Las Vegas Review-Journal June 13, 2021 – 9:00 pm
It looks as if Nevada’s elections will run next year based on laws passed in Carson City, not Washington, D.C. Good.
For months, national Democrats have prioritized passage of H.R. 1, which would federalize elections. Regardless of the specific policies it would impose, the proposal was a brazen power grab by the federal government. State officials have traditionally overseen their states’ elections, including for federal offices. States were free to set their own rules based on their own unique circumstances when it came to things such as absentee voting, photo ID and early voting.
Differences aren’t inherently problematic. Federalism is an important part of the Constitution. Congress does have the constitutional authority to create some laws regarding federal elections. Even so, it should defer to the states absent a compelling justification.
At points in our nation’s history, there was clear justification. For decades, some states erected hurdles to limit the African American vote. The Voting Rights Act of 1965 properly intervened in that regard.
Much has changed in the decades since then. Voter turnout in the 2020 election set a record high. African American voters had a higher turnout rate in 2020 than in 2016, according to the Census Bureau. Analyst Dave Wasserman credited “phenomenal” turnout among Black Georgia voters for electing two Democrats to the U.S. Senate in their state’s runoff election.

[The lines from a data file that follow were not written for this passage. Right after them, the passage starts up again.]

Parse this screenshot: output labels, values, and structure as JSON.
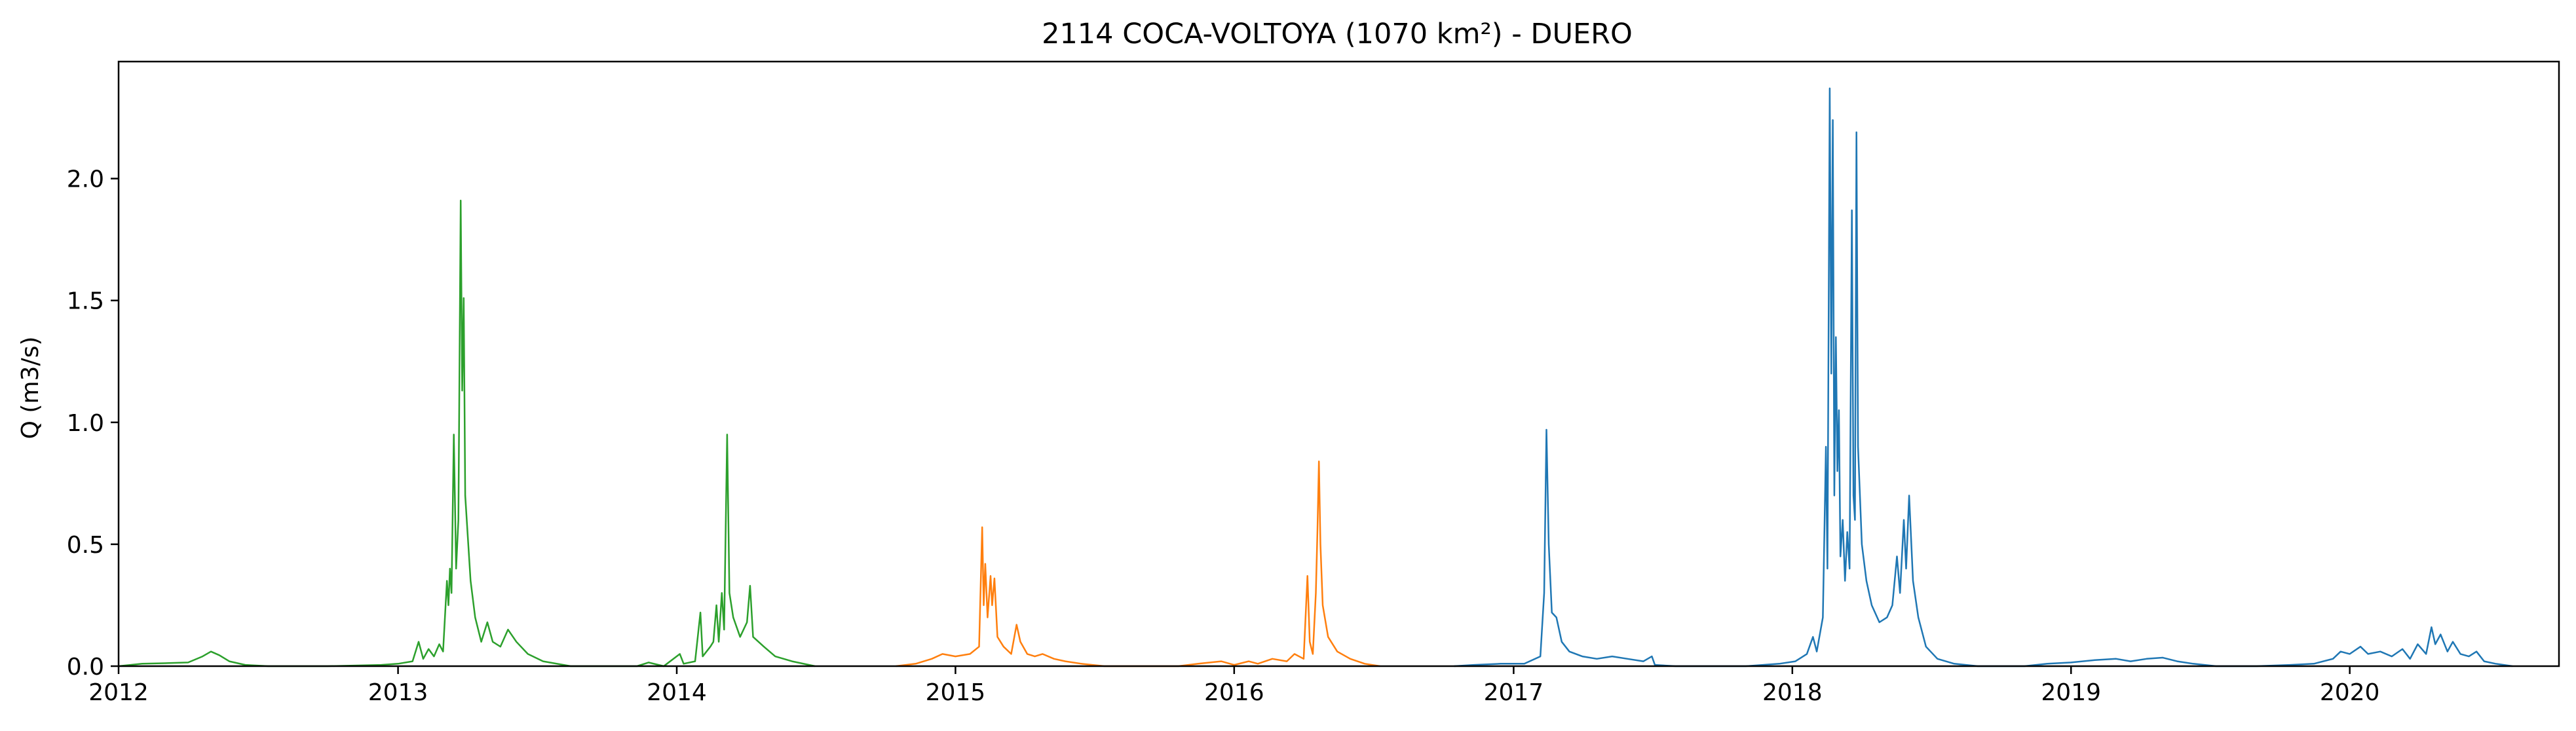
{
  "chart_data": {
    "type": "line",
    "title": "2114 COCA-VOLTOYA (1070 km²) - DUERO",
    "xlabel": "",
    "ylabel": "Q (m3/s)",
    "x_ticks": [
      "2012",
      "2013",
      "2014",
      "2015",
      "2016",
      "2017",
      "2018",
      "2019",
      "2020"
    ],
    "y_ticks": [
      "0.0",
      "0.5",
      "1.0",
      "1.5",
      "2.0"
    ],
    "xlim": [
      "2012-01-01",
      "2020-10-01"
    ],
    "ylim": [
      0,
      2.48
    ],
    "grid": false,
    "legend": "none",
    "series": [
      {
        "color": "#2ca02c",
        "points": [
          [
            "2012-01-01",
            0.0
          ],
          [
            "2012-02-01",
            0.01
          ],
          [
            "2012-03-01",
            0.012
          ],
          [
            "2012-04-01",
            0.015
          ],
          [
            "2012-04-20",
            0.04
          ],
          [
            "2012-05-01",
            0.06
          ],
          [
            "2012-05-12",
            0.045
          ],
          [
            "2012-05-25",
            0.02
          ],
          [
            "2012-06-15",
            0.005
          ],
          [
            "2012-07-15",
            0.0
          ],
          [
            "2012-10-01",
            0.0
          ],
          [
            "2012-12-10",
            0.005
          ],
          [
            "2013-01-01",
            0.01
          ],
          [
            "2013-01-20",
            0.02
          ],
          [
            "2013-01-28",
            0.1
          ],
          [
            "2013-02-03",
            0.03
          ],
          [
            "2013-02-10",
            0.07
          ],
          [
            "2013-02-17",
            0.04
          ],
          [
            "2013-02-24",
            0.09
          ],
          [
            "2013-03-01",
            0.06
          ],
          [
            "2013-03-06",
            0.35
          ],
          [
            "2013-03-08",
            0.25
          ],
          [
            "2013-03-10",
            0.4
          ],
          [
            "2013-03-12",
            0.3
          ],
          [
            "2013-03-15",
            0.95
          ],
          [
            "2013-03-18",
            0.4
          ],
          [
            "2013-03-21",
            0.6
          ],
          [
            "2013-03-24",
            1.91
          ],
          [
            "2013-03-26",
            1.13
          ],
          [
            "2013-03-28",
            1.51
          ],
          [
            "2013-03-30",
            0.7
          ],
          [
            "2013-04-02",
            0.55
          ],
          [
            "2013-04-06",
            0.35
          ],
          [
            "2013-04-12",
            0.2
          ],
          [
            "2013-04-20",
            0.1
          ],
          [
            "2013-04-28",
            0.18
          ],
          [
            "2013-05-05",
            0.1
          ],
          [
            "2013-05-15",
            0.08
          ],
          [
            "2013-05-25",
            0.15
          ],
          [
            "2013-06-05",
            0.1
          ],
          [
            "2013-06-20",
            0.05
          ],
          [
            "2013-07-10",
            0.02
          ],
          [
            "2013-08-15",
            0.0
          ],
          [
            "2013-11-10",
            0.0
          ],
          [
            "2013-11-25",
            0.015
          ],
          [
            "2013-12-15",
            0.0
          ],
          [
            "2014-01-05",
            0.05
          ],
          [
            "2014-01-10",
            0.01
          ],
          [
            "2014-01-25",
            0.02
          ],
          [
            "2014-02-01",
            0.22
          ],
          [
            "2014-02-04",
            0.04
          ],
          [
            "2014-02-14",
            0.08
          ],
          [
            "2014-02-18",
            0.1
          ],
          [
            "2014-02-22",
            0.25
          ],
          [
            "2014-02-25",
            0.1
          ],
          [
            "2014-03-01",
            0.3
          ],
          [
            "2014-03-04",
            0.15
          ],
          [
            "2014-03-08",
            0.95
          ],
          [
            "2014-03-11",
            0.3
          ],
          [
            "2014-03-16",
            0.2
          ],
          [
            "2014-03-25",
            0.12
          ],
          [
            "2014-04-03",
            0.18
          ],
          [
            "2014-04-07",
            0.33
          ],
          [
            "2014-04-11",
            0.12
          ],
          [
            "2014-04-25",
            0.08
          ],
          [
            "2014-05-10",
            0.04
          ],
          [
            "2014-06-01",
            0.02
          ],
          [
            "2014-07-01",
            0.0
          ]
        ]
      },
      {
        "color": "#ff7f0e",
        "points": [
          [
            "2014-10-15",
            0.0
          ],
          [
            "2014-11-10",
            0.01
          ],
          [
            "2014-12-01",
            0.03
          ],
          [
            "2014-12-15",
            0.05
          ],
          [
            "2015-01-01",
            0.04
          ],
          [
            "2015-01-20",
            0.05
          ],
          [
            "2015-02-01",
            0.08
          ],
          [
            "2015-02-05",
            0.57
          ],
          [
            "2015-02-07",
            0.25
          ],
          [
            "2015-02-09",
            0.42
          ],
          [
            "2015-02-12",
            0.2
          ],
          [
            "2015-02-16",
            0.37
          ],
          [
            "2015-02-18",
            0.25
          ],
          [
            "2015-02-21",
            0.36
          ],
          [
            "2015-02-25",
            0.12
          ],
          [
            "2015-03-05",
            0.08
          ],
          [
            "2015-03-15",
            0.05
          ],
          [
            "2015-03-22",
            0.17
          ],
          [
            "2015-03-27",
            0.1
          ],
          [
            "2015-04-05",
            0.05
          ],
          [
            "2015-04-15",
            0.04
          ],
          [
            "2015-04-25",
            0.05
          ],
          [
            "2015-05-10",
            0.03
          ],
          [
            "2015-05-25",
            0.02
          ],
          [
            "2015-06-15",
            0.01
          ],
          [
            "2015-07-15",
            0.0
          ],
          [
            "2015-10-20",
            0.0
          ],
          [
            "2015-11-15",
            0.01
          ],
          [
            "2015-12-15",
            0.02
          ],
          [
            "2016-01-01",
            0.005
          ],
          [
            "2016-01-20",
            0.02
          ],
          [
            "2016-02-01",
            0.01
          ],
          [
            "2016-02-20",
            0.03
          ],
          [
            "2016-03-10",
            0.02
          ],
          [
            "2016-03-20",
            0.05
          ],
          [
            "2016-04-01",
            0.03
          ],
          [
            "2016-04-06",
            0.37
          ],
          [
            "2016-04-09",
            0.1
          ],
          [
            "2016-04-13",
            0.05
          ],
          [
            "2016-04-17",
            0.3
          ],
          [
            "2016-04-19",
            0.55
          ],
          [
            "2016-04-21",
            0.84
          ],
          [
            "2016-04-23",
            0.5
          ],
          [
            "2016-04-26",
            0.25
          ],
          [
            "2016-05-03",
            0.12
          ],
          [
            "2016-05-15",
            0.06
          ],
          [
            "2016-06-01",
            0.03
          ],
          [
            "2016-06-20",
            0.01
          ],
          [
            "2016-07-10",
            0.0
          ]
        ]
      },
      {
        "color": "#1f77b4",
        "points": [
          [
            "2016-10-15",
            0.0
          ],
          [
            "2016-11-10",
            0.005
          ],
          [
            "2016-12-15",
            0.01
          ],
          [
            "2017-01-15",
            0.01
          ],
          [
            "2017-02-05",
            0.04
          ],
          [
            "2017-02-10",
            0.3
          ],
          [
            "2017-02-13",
            0.97
          ],
          [
            "2017-02-16",
            0.5
          ],
          [
            "2017-02-20",
            0.22
          ],
          [
            "2017-02-26",
            0.2
          ],
          [
            "2017-03-05",
            0.1
          ],
          [
            "2017-03-15",
            0.06
          ],
          [
            "2017-04-01",
            0.04
          ],
          [
            "2017-04-20",
            0.03
          ],
          [
            "2017-05-10",
            0.04
          ],
          [
            "2017-05-30",
            0.03
          ],
          [
            "2017-06-20",
            0.02
          ],
          [
            "2017-07-01",
            0.04
          ],
          [
            "2017-07-05",
            0.005
          ],
          [
            "2017-08-01",
            0.0
          ],
          [
            "2017-11-01",
            0.0
          ],
          [
            "2017-12-15",
            0.01
          ],
          [
            "2018-01-05",
            0.02
          ],
          [
            "2018-01-20",
            0.05
          ],
          [
            "2018-01-28",
            0.12
          ],
          [
            "2018-02-02",
            0.06
          ],
          [
            "2018-02-10",
            0.2
          ],
          [
            "2018-02-14",
            0.9
          ],
          [
            "2018-02-16",
            0.4
          ],
          [
            "2018-02-19",
            2.37
          ],
          [
            "2018-02-21",
            1.2
          ],
          [
            "2018-02-23",
            2.24
          ],
          [
            "2018-02-25",
            0.7
          ],
          [
            "2018-02-27",
            1.35
          ],
          [
            "2018-03-01",
            0.8
          ],
          [
            "2018-03-03",
            1.05
          ],
          [
            "2018-03-05",
            0.45
          ],
          [
            "2018-03-08",
            0.6
          ],
          [
            "2018-03-11",
            0.35
          ],
          [
            "2018-03-14",
            0.55
          ],
          [
            "2018-03-17",
            0.4
          ],
          [
            "2018-03-20",
            1.87
          ],
          [
            "2018-03-22",
            0.7
          ],
          [
            "2018-03-24",
            0.6
          ],
          [
            "2018-03-26",
            2.19
          ],
          [
            "2018-03-28",
            0.9
          ],
          [
            "2018-04-02",
            0.5
          ],
          [
            "2018-04-08",
            0.35
          ],
          [
            "2018-04-15",
            0.25
          ],
          [
            "2018-04-25",
            0.18
          ],
          [
            "2018-05-05",
            0.2
          ],
          [
            "2018-05-12",
            0.25
          ],
          [
            "2018-05-18",
            0.45
          ],
          [
            "2018-05-22",
            0.3
          ],
          [
            "2018-05-27",
            0.6
          ],
          [
            "2018-05-30",
            0.4
          ],
          [
            "2018-06-03",
            0.7
          ],
          [
            "2018-06-08",
            0.35
          ],
          [
            "2018-06-15",
            0.2
          ],
          [
            "2018-06-25",
            0.08
          ],
          [
            "2018-07-10",
            0.03
          ],
          [
            "2018-08-01",
            0.01
          ],
          [
            "2018-09-01",
            0.0
          ],
          [
            "2018-11-01",
            0.0
          ],
          [
            "2018-12-01",
            0.01
          ],
          [
            "2019-01-01",
            0.015
          ],
          [
            "2019-02-01",
            0.025
          ],
          [
            "2019-03-01",
            0.03
          ],
          [
            "2019-03-20",
            0.02
          ],
          [
            "2019-04-10",
            0.03
          ],
          [
            "2019-05-01",
            0.035
          ],
          [
            "2019-05-20",
            0.02
          ],
          [
            "2019-06-10",
            0.01
          ],
          [
            "2019-07-10",
            0.0
          ],
          [
            "2019-09-01",
            0.0
          ],
          [
            "2019-10-15",
            0.005
          ],
          [
            "2019-11-15",
            0.01
          ],
          [
            "2019-12-10",
            0.03
          ],
          [
            "2019-12-20",
            0.06
          ],
          [
            "2020-01-01",
            0.05
          ],
          [
            "2020-01-15",
            0.08
          ],
          [
            "2020-01-25",
            0.05
          ],
          [
            "2020-02-10",
            0.06
          ],
          [
            "2020-02-25",
            0.04
          ],
          [
            "2020-03-10",
            0.07
          ],
          [
            "2020-03-20",
            0.03
          ],
          [
            "2020-03-30",
            0.09
          ],
          [
            "2020-04-10",
            0.05
          ],
          [
            "2020-04-17",
            0.16
          ],
          [
            "2020-04-22",
            0.09
          ],
          [
            "2020-04-29",
            0.13
          ],
          [
            "2020-05-08",
            0.06
          ],
          [
            "2020-05-15",
            0.1
          ],
          [
            "2020-05-25",
            0.05
          ],
          [
            "2020-06-05",
            0.04
          ],
          [
            "2020-06-15",
            0.06
          ],
          [
            "2020-06-25",
            0.02
          ],
          [
            "2020-07-10",
            0.01
          ],
          [
            "2020-08-01",
            0.0
          ]
        ]
      }
    ]
  }
}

Democrats claim that new election laws passed in Republican-controlled states are an attack on minority voting rights. Those claims fall apart under even the smallest amount of scrutiny. For instance, the new Georgia law requires at least 17 days of early voting. Delaware, the state President Joe Biden represented for decades in the Senate, didn’t even have early voting during the past election.
There isn’t a compelling reason to let the federal government micromanage state-run elections. The provisions H.R. 1 seeks to impose are especially concerning. It would require states to have automatic, same-day and online voter registration. It would ban voter ID laws. It would limit the ability of election officials to clear the rolls of voters who have moved or are inactive. It would legalize ballot harvesting.
Fortunately, Sen. Joe Manchin, D-W.Va., has said he opposes the bill, which means it doesn’t have enough support to pass the Senate. That’s a good thing. From the post office to the coronavirus pandemic, the federal government’s track record of running things leaves much to be desired.
Nevada’s election laws should be set by the people of Nevada and their elected representatives, not Democrats inside the faraway Beltway.